« Xi Jinping est, hélas, le chef d’État actuel le plus impressionnant » – général Henri Bentégeat

Le Général (à la retraite) Henri Bentégeat (source: Alchetron)

Dans la foulée de ma recension de l’excellent livre Les ors de la République (Éditions Perrin) du général d’armée (à la retraite) Henri Bentégeat, j’ai soumis quelques questions à son attachée de presse. Très aimablement, il s’est empressé d’y répondre. C’est donc avec grand plaisir que je partage cet entretien avec vous.

Mon général, j’ai dévoré Les ors de la République avec énormément d’intérêt et de fascination. Vous y brossez un portrait fascinant des présidents François Mitterrand et Jacques Chirac. Mais comme vous avez naturellement côtoyé des chefs d’État étrangers, je me demandais lequel vous avait le plus impressionné et pourquoi?

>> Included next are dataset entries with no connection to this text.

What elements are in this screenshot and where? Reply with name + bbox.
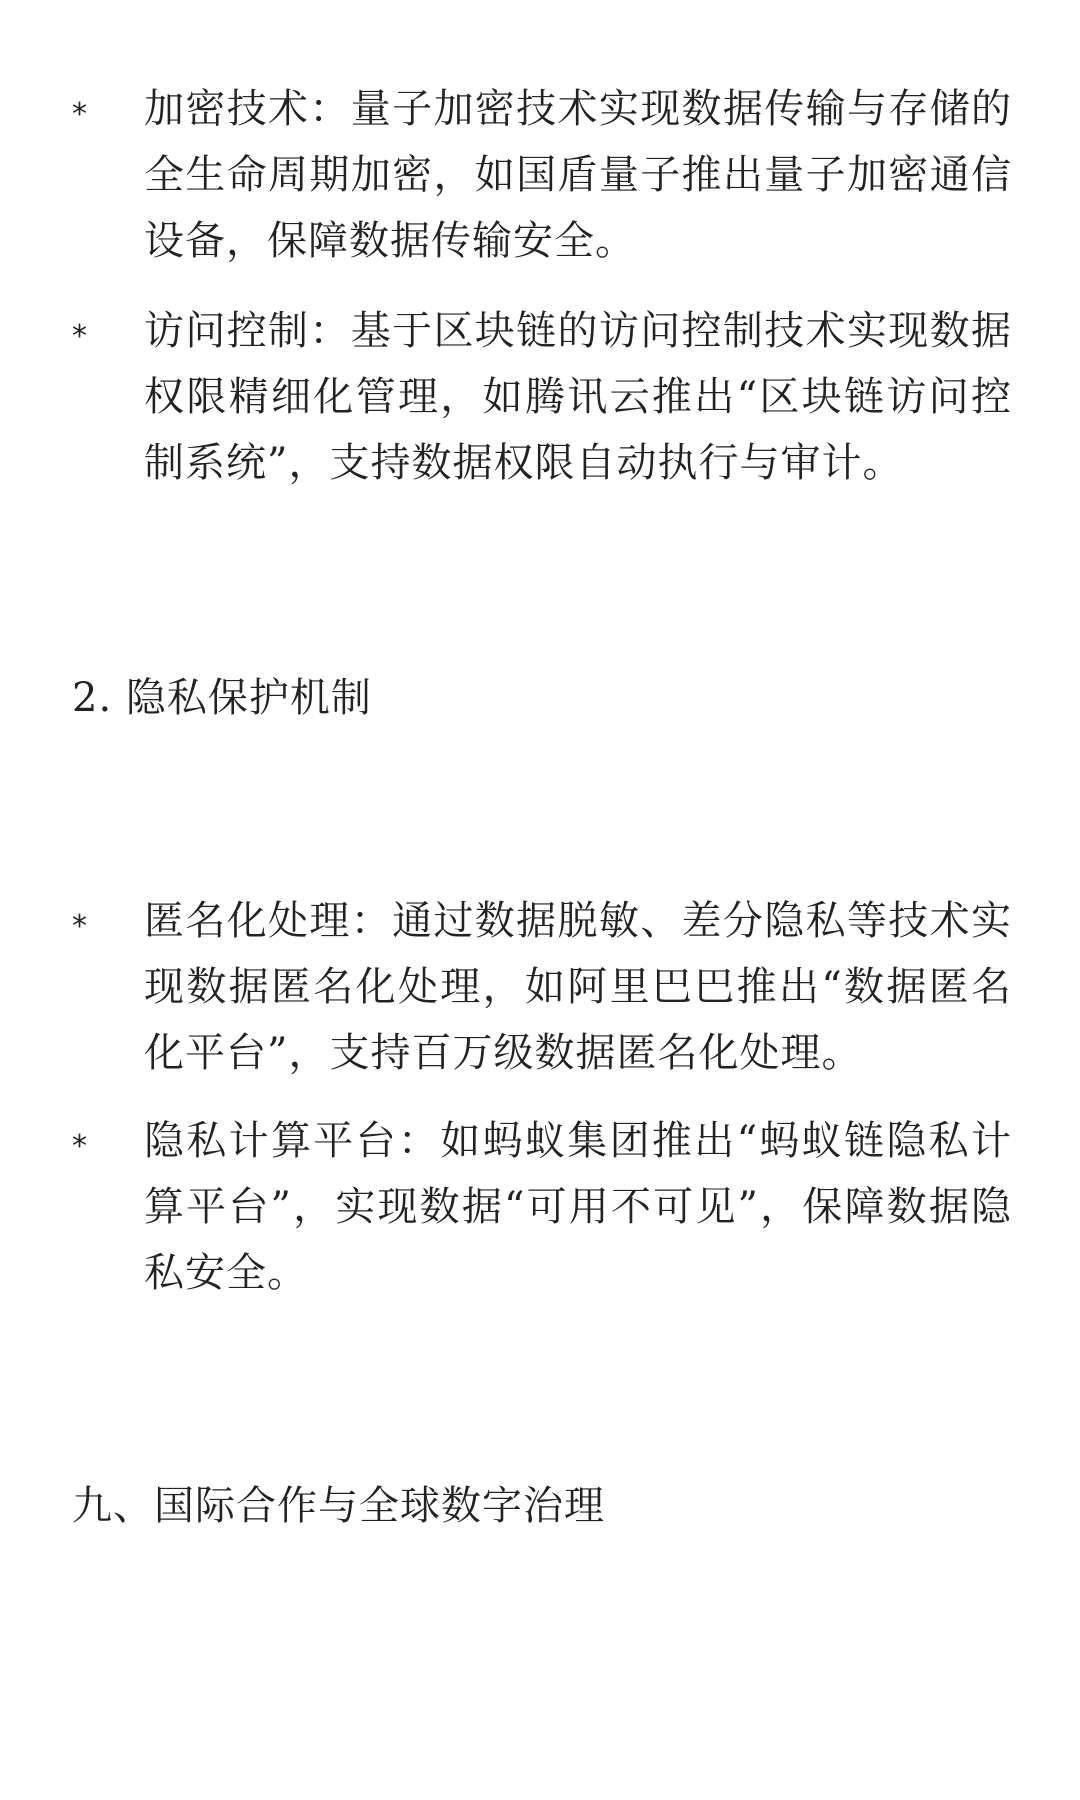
- bullet-marker: *: [72, 909, 87, 944]
- bullet-marker: *: [72, 97, 87, 132]
- bullet-marker: *: [72, 319, 87, 354]
- list-item-anonymization: [72, 888, 1012, 1086]
- list-item-access-control: [72, 298, 1012, 496]
- section-heading-privacy: 2. 隐私保护机制: [72, 675, 372, 721]
- list-item-text: 访问控制：基于区块链的访问控制技术实现数据权限精细化管理，如腾讯云推出“区块链访问控制系统”，支持数据权限自动执行与审计。: [144, 308, 1012, 486]
- list-item-text: 匿名化处理：通过数据脱敏、差分隐私等技术实现数据匿名化处理，如阿里巴巴推出“数据匿名化平台”，支持百万级数据匿名化处理。: [144, 898, 1012, 1076]
- list-item-text: 加密技术：量子加密技术实现数据传输与存储的全生命周期加密，如国盾量子推出量子加密通信设备，保障数据传输安全。: [144, 86, 1012, 264]
- bullet-marker: *: [72, 1129, 87, 1164]
- list-item-encryption: [72, 76, 1012, 274]
- list-item-privacy-computing: [72, 1108, 1012, 1306]
- section-heading-international-cooperation: 九、国际合作与全球数字治理: [72, 1483, 605, 1529]
- list-item-text: 隐私计算平台：如蚂蚁集团推出“蚂蚁链隐私计算平台”，实现数据“可用不可见”，保障数据隐私安全。: [144, 1118, 1012, 1296]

Ayant côtoyé de nombreux chefs d’État, avec Jacques Chirac ou en tant que chef d’état-major des armées, j’ai quelque peine à désigner celui ou celle qui m’a le plus impressionné. Avant la campagne aérienne contre la Serbie qui a révélé son messianisme exalté, j’aurais volontiers cité Tony Blair, tant son enthousiasme souriant, sa simplicité et sa maitrise des dossiers me séduisaient. Je retiens donc plutôt Cheikh Zayed que j’ai rencontré au soir de sa vie. Celui qui présidait au destin des Émirats arabes unis, avait un charisme peu commun et sa sagesse proverbiale s’exprimait avec une douceur ferme et souriante, ouverte au dialogue sans céder sur l’essentiel. Chirac vénérait ce grand modernisateur respectueux des traditions et faiseur de paix.

Les présidents et leurs conseillers ayant pris goût à la disponibilité et à la discrétion du personnel militaire, le ministère de la Défense a été invité à détacher à l’Élysée des chauffeurs, des secrétaires, des maîtres d’hôtel et des rédacteurs pour le service du courrier…

À la page 31, vous évoquez – et je dois avouer avoir été étonné – que près de la moitié du personnel de l’Élysée sont des militaires. J’ai la nette impression que la France se démarque à cet égard de manière singulière. Mais pourquoi en est-il ainsi au juste?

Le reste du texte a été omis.